Use the quotient Rule to differentiate the function f(x) = 8x/x^5+3
2 Answers
sciencesolve | Teacher | (Level 3) Educator Emeritus
You need to use quotient rule to differentiate the function with respect to x, hence, you need to assign two functions to numerator and denominator, such that: `g(x) = 8x, h(x) = x^5 + 3` .

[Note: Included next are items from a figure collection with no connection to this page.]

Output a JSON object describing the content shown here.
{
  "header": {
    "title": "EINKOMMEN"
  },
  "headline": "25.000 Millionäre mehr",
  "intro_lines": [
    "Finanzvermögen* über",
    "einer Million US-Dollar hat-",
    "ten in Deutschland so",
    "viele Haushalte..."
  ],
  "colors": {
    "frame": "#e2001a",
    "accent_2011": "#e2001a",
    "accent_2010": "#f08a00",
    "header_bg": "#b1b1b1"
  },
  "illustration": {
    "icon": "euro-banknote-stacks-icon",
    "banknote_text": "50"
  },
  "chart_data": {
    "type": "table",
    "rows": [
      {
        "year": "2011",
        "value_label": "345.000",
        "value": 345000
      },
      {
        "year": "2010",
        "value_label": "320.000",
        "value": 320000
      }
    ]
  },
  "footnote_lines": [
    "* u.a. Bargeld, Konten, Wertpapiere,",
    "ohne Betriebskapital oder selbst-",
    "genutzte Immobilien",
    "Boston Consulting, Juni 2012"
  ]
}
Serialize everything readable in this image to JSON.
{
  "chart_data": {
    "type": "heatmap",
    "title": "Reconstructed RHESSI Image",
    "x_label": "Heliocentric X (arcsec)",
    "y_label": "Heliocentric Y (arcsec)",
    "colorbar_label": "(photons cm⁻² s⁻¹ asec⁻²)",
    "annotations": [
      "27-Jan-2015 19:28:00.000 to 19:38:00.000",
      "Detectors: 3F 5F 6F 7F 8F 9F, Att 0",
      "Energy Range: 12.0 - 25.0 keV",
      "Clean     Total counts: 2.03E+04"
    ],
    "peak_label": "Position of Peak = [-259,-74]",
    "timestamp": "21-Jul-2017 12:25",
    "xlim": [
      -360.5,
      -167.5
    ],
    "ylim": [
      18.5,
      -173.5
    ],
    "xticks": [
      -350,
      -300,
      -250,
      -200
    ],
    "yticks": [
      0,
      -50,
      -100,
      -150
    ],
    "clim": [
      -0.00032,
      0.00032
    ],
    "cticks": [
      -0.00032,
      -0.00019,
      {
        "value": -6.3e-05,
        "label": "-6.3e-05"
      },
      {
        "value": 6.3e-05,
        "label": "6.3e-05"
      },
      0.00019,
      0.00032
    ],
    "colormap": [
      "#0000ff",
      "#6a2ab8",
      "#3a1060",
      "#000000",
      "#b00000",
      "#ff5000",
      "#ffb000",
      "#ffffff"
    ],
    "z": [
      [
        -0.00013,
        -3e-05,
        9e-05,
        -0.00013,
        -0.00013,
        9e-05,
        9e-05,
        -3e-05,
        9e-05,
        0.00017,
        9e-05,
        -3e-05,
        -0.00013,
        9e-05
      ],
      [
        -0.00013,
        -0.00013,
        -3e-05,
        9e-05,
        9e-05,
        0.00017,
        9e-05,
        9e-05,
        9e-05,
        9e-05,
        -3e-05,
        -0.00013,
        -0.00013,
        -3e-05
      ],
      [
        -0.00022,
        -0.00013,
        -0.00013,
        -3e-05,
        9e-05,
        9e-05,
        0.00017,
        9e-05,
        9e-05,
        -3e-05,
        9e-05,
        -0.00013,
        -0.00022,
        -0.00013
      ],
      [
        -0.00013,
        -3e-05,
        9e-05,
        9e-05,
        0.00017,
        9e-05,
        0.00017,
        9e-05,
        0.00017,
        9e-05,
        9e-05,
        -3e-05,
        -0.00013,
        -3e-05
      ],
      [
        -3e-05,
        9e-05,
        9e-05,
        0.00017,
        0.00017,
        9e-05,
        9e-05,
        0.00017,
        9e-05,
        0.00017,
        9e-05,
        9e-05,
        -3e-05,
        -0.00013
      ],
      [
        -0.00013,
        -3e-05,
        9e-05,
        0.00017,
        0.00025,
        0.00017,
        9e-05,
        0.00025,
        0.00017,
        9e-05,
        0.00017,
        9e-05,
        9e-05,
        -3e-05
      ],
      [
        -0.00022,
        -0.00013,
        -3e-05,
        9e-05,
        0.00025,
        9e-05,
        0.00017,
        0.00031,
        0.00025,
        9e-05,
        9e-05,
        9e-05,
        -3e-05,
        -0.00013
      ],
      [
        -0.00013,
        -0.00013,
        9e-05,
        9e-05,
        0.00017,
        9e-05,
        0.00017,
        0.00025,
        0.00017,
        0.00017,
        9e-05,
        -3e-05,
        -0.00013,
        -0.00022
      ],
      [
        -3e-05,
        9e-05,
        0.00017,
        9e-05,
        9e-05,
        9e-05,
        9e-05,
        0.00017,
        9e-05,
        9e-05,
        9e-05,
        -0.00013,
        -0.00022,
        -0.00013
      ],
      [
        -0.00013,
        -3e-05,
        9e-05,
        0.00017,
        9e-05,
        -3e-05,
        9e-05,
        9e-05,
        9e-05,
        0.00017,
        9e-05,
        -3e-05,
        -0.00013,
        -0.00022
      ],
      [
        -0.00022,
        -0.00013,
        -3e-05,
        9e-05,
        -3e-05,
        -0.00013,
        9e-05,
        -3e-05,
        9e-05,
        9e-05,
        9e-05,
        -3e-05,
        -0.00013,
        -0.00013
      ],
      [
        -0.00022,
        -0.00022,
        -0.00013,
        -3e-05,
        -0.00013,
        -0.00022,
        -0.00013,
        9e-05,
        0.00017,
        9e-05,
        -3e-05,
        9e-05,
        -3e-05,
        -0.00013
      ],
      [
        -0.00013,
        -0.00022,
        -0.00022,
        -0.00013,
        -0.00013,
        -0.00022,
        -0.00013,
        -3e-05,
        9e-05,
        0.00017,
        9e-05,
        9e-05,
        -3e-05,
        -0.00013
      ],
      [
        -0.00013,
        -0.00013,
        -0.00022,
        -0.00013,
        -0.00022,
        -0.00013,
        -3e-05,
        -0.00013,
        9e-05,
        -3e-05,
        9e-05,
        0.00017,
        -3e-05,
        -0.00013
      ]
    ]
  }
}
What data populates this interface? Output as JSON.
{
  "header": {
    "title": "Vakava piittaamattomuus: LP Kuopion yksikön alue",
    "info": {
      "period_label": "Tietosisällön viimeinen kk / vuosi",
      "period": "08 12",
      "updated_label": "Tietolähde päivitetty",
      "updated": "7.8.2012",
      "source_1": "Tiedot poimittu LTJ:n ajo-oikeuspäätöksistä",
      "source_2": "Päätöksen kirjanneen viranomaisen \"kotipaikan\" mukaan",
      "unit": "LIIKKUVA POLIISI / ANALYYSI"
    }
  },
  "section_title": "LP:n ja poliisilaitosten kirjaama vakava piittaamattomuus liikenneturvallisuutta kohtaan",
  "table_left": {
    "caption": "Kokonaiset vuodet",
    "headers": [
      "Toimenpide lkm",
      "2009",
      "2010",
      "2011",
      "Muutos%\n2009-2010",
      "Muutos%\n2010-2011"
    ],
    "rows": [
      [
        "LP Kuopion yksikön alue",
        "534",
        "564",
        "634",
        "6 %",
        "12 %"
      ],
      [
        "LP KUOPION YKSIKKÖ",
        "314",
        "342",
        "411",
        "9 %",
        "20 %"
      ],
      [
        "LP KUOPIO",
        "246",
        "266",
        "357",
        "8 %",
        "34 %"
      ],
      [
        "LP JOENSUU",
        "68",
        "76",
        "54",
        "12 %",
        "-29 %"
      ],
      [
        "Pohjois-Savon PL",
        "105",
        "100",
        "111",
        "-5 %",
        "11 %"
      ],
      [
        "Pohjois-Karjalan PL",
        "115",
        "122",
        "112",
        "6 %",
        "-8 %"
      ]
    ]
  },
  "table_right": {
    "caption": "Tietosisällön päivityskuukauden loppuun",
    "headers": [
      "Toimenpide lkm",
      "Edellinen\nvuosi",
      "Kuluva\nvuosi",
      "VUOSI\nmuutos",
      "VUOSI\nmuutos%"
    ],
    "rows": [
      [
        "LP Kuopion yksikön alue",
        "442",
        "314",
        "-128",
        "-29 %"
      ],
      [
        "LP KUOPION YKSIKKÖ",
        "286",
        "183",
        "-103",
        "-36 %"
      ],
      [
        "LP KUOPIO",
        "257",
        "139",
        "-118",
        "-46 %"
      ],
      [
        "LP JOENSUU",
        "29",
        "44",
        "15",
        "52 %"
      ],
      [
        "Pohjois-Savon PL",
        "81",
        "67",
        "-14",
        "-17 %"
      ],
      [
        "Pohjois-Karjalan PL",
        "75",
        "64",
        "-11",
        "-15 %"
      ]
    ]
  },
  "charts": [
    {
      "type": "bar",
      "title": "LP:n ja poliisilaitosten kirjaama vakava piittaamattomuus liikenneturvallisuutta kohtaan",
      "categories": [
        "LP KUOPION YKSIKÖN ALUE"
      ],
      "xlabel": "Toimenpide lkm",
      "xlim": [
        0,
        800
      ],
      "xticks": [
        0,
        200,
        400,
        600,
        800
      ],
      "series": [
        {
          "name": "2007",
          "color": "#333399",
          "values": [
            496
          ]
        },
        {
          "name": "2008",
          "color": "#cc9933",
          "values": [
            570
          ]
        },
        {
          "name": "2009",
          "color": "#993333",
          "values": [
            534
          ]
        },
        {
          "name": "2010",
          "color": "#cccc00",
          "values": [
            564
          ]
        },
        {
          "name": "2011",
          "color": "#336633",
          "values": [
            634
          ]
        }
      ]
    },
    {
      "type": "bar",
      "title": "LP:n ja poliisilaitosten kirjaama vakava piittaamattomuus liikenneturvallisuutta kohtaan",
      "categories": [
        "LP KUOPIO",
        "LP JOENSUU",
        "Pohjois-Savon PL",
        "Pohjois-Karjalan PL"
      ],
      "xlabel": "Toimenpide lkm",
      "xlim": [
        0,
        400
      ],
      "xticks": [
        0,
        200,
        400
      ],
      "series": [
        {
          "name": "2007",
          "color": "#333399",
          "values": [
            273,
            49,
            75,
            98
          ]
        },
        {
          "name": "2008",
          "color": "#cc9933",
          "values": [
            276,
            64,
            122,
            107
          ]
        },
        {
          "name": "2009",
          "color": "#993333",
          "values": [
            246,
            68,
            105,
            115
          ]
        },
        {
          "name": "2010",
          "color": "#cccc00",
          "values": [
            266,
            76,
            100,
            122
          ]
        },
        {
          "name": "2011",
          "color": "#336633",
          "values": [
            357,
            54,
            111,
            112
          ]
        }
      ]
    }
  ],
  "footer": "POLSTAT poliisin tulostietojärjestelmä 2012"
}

You need to remember the quotient rule, such that:
`f'(x) = (g'(x)h(x) - g(x)h'(x))/(h^2(x))`
Replacing 8 for g'(x) and `5x^4` for h'(x) yields:
`f'(x) = (8(x^5 + 3) - 8x(5x^4))/((x^5 + 3)^2)`
`f'(x) = (8x^5 + 24 - 40x^5)/((x^5 + 3)^2)`
`f'(x) = (24 - 32x^5)/((x^5 + 3)^2)`
`f'(x) = 8(3 - 4x^5)/((x^5 + 3)^2)`
Hence, evaluating the derivative of the given function, by quotient rule, yields `f'(x) = 8(3 - 4x^5)/((x^5 + 3)^2).`
llltkl | College Teacher | (Level 3) Valedictorian
According to the quotient rule the derivative of f(x)= `(g(x))/(h(x))` is given by:
`(g'(x)*h(x)-g(x)*h'(x))/[h(x)]^2`
The given function is f(x)=`(8x)/(x^5+3)` .
Differentiating using the quotient rule we get:
`f'(x)=((8x)'*(x^5+3)-(8x)*(x^5+3)')/(x^5+3)^2`
`=(8*(x^5+3)-8x*5x^4)/(x^5+3)^2`
`=(8(x^5+3-5x^5))/(x^5+3)^2`
`=(8(3-4x^5))/(x^5+3)^2`` rarr` answer.